OpenACC 2.6 (same in 2.7), in section 2.6.1. "Variables with Predetermined Data
Attributes" states that "The loop variable in a C 'for' statement or Fortran
'do' statement that is associated with a loop directive is predetermined to be
private to each thread that will execute each iteration of the loop. Loop
variables in Fortran 'do' statements within a compute construct are
predetermined to be private to the thread that executes the loop".
Regarding the latter, for Fortran 'do' statements that are not directly
associated with a 'loop' directive, when these 'do' statements are (somewhere)

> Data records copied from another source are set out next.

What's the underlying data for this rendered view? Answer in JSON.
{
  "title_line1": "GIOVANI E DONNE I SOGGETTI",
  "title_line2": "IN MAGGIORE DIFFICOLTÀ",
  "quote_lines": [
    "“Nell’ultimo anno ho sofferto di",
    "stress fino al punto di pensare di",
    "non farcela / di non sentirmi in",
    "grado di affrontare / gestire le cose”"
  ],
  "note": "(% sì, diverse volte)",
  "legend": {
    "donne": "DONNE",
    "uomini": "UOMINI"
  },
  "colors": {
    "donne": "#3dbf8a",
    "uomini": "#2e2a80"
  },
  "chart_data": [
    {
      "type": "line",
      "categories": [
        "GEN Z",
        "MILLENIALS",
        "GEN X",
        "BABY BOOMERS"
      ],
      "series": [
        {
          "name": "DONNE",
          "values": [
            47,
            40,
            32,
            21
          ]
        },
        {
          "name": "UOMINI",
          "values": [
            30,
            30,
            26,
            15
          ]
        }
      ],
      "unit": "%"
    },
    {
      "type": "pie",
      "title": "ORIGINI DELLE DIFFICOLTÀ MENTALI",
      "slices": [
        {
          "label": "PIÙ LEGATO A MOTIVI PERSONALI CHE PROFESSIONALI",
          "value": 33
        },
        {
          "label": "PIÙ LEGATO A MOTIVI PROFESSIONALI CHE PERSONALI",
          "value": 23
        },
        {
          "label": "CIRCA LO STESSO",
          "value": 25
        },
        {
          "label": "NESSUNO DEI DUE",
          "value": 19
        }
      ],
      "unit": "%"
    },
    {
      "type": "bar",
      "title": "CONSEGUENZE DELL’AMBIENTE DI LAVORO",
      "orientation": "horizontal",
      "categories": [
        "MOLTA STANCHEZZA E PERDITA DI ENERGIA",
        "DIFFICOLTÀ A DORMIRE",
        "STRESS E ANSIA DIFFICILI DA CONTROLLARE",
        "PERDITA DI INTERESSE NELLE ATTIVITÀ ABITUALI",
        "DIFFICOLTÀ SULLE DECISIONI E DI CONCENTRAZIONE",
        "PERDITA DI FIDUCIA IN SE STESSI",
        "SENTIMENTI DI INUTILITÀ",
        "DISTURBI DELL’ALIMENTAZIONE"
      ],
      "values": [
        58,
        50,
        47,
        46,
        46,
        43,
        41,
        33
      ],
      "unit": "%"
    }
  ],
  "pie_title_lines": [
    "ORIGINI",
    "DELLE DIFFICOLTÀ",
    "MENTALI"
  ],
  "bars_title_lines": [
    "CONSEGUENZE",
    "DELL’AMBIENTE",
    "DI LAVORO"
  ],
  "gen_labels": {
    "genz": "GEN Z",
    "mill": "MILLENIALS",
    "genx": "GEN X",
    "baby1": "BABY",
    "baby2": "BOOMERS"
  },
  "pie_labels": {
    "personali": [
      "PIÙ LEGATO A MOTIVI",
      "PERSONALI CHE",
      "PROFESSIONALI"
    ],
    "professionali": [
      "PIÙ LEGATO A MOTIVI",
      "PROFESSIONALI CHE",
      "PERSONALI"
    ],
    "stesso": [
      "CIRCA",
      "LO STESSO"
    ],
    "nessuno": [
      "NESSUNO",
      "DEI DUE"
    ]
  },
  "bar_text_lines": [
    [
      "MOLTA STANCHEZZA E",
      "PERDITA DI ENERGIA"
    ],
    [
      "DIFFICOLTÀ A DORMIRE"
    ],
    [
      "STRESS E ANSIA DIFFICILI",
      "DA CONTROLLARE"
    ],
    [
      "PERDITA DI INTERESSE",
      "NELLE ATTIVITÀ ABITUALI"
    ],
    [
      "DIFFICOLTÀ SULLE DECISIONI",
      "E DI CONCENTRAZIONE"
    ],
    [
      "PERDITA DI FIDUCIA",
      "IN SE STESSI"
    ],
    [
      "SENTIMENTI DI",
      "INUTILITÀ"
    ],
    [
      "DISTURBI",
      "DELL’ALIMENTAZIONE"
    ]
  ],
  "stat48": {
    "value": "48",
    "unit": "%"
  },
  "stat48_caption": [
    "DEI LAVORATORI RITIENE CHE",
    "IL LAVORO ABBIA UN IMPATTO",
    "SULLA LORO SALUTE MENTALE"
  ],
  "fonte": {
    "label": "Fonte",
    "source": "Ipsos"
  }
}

nested inside a 'loop' construct, we implement this in the front end by adding
a 'private' clause to the containing 'loop' construct, but when these 'do'
statements are not (somewhere) nested inside a 'loop' construct, we do not add
a 'private' clause to the containing compute construct. For example, for:
integer :: i
!$acc parallel
do i = 1, 100
end do
!$acc end parallel
..., we do not in the front end add a 'private(i)' clause to the 'parallel'
construct.
By the rules as presented in section 2.5. "Compute Constructs", the gimplifier
will then fix this up by adding a 'firstprivate' clause, in the common case of
the 'parallel' construct (same for the 'serial' construct, but a 'copy' clause
for the 'kernels' construct!).
While it might generally be beneficial to have a pass promoting
'firstprivate(x)' with a dominating write operation on 'x' to 'private(x)',
here it would be better (and much simpler) to handle this in the front end.